Он замолчал и, держась за спинку, стула, поклонился.

Вся палата дружно захлопала. Раненый с чёрными усиками, оглушительно хлопая, кричал:

— Чем не артист? Заслуженный артист!

Другой раненый повернулся к соседу:

— Слышь? «Светить — и никаких гвоздей!» Вот это по-нашему! Вот это точно!

Только больной у окна по-прежнему лежал неподвижно. Натянув одеяло до самого нoca, он теперь смотрел на Мишу и щурился.

Бойцы стали просить:

— Ещё давай!

— Ещё Маяковского!

— Сейчас, — ответил Миша. — Минуточку…

Он спрыгнул со стула и, прихрамывая, побежал к дверям. За ними всё ещё томилась Онуте.

— Пойдём! — позвал он её. — Слышишь, как хлопают? Пойдём!

— Миколас, ты только не сердись, — сказала Онуте. — Я только ещё немножко… и пойду.

Миша пожал плечами, махнул рукой и вернулся в палату. Раненый с усиками спросил:

— Артист, почему хромой? Тоже раненый, да?

— Нет, — улыбнулся Миша, — это просто мы тут дом один разбирали, и вот балкой угодило…

— Дом разбирали? Зачем разбирали?

— Да это целая история…

— Вот и давай целую историю. Мы тут любим целые истории!

Раненый засмеялся, а вслед за ним засмеялась вся палата. Наверно, все вспомнили смешные истории, которые здесь бойцы рассказывали на досуге.

— Только это не смешное, — сказал Миша. — Тут, знаете, есть такой район, называется Зверинец. Там зверей нету, просто так называется…

При слове «Зверинец» лежавший у окна раненый как-то пристальней взглянул на Мишу. А Миша продолжал:

— Там при фашистах сидел один человек в подвале. И он там слушал Москву и записывал сводки. А потом сам печатал их. Вот… Я вам сейчас покажу.
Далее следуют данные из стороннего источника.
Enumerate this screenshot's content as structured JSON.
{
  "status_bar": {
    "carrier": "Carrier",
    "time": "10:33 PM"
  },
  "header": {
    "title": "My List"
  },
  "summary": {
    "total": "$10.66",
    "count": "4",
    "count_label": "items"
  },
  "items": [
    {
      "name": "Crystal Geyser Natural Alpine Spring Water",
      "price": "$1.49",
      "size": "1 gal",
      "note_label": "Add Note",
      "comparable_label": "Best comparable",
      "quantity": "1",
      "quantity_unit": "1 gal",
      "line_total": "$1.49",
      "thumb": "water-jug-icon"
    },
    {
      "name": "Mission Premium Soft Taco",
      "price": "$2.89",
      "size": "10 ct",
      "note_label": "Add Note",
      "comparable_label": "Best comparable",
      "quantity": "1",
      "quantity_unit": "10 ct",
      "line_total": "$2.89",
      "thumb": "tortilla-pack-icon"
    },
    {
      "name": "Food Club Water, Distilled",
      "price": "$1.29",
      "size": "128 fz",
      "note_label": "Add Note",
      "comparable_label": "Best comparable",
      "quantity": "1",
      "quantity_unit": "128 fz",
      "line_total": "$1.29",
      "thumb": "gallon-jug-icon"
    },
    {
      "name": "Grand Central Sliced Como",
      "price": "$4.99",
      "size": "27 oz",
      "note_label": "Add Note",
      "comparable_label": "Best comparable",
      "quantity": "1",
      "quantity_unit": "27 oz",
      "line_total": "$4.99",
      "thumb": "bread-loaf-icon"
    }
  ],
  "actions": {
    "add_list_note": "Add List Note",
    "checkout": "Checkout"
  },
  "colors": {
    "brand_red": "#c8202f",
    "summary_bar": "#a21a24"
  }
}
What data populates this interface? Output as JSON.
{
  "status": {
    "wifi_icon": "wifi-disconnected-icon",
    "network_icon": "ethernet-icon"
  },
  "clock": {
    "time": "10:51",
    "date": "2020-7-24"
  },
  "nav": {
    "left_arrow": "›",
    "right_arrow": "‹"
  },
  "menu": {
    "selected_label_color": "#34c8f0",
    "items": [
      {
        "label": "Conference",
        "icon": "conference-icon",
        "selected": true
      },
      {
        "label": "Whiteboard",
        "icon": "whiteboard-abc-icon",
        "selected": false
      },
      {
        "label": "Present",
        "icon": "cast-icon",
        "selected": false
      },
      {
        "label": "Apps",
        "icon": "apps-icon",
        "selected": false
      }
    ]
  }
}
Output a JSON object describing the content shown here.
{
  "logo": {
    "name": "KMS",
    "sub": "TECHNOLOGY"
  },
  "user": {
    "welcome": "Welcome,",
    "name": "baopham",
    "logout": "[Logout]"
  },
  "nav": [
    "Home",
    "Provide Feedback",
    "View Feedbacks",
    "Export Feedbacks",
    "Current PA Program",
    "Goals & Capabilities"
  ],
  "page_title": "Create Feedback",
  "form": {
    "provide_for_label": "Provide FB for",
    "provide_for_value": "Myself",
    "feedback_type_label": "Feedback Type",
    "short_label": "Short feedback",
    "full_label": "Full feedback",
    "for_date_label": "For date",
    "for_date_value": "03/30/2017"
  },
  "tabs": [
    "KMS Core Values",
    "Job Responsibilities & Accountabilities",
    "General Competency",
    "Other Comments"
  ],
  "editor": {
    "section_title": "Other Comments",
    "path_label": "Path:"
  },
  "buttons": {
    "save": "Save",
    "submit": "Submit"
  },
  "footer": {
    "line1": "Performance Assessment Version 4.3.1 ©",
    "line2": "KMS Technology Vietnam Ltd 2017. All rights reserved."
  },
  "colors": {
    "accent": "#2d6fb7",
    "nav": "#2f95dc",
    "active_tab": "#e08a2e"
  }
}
Он поднял руку к нагрудному карману, но наткнулся на полотно халата. Миша не растерялся, приподнял халат чуть ли не до шеи, вытащил из кармана красную книжечку и достал из неё сложенный вчетверо розовый листок.

— Вот видите? Это мы там нашли. Это подпольная листовка.

Миша стал развёртывать листочек.

Вдруг лежавший у окна раненый шевельнулся. Медленно, с натугой он выпростал из-под одеяла длинную, худую руку и стал её так же медленно, словно преодолевая огромную тяжесть, протягивать к Мише.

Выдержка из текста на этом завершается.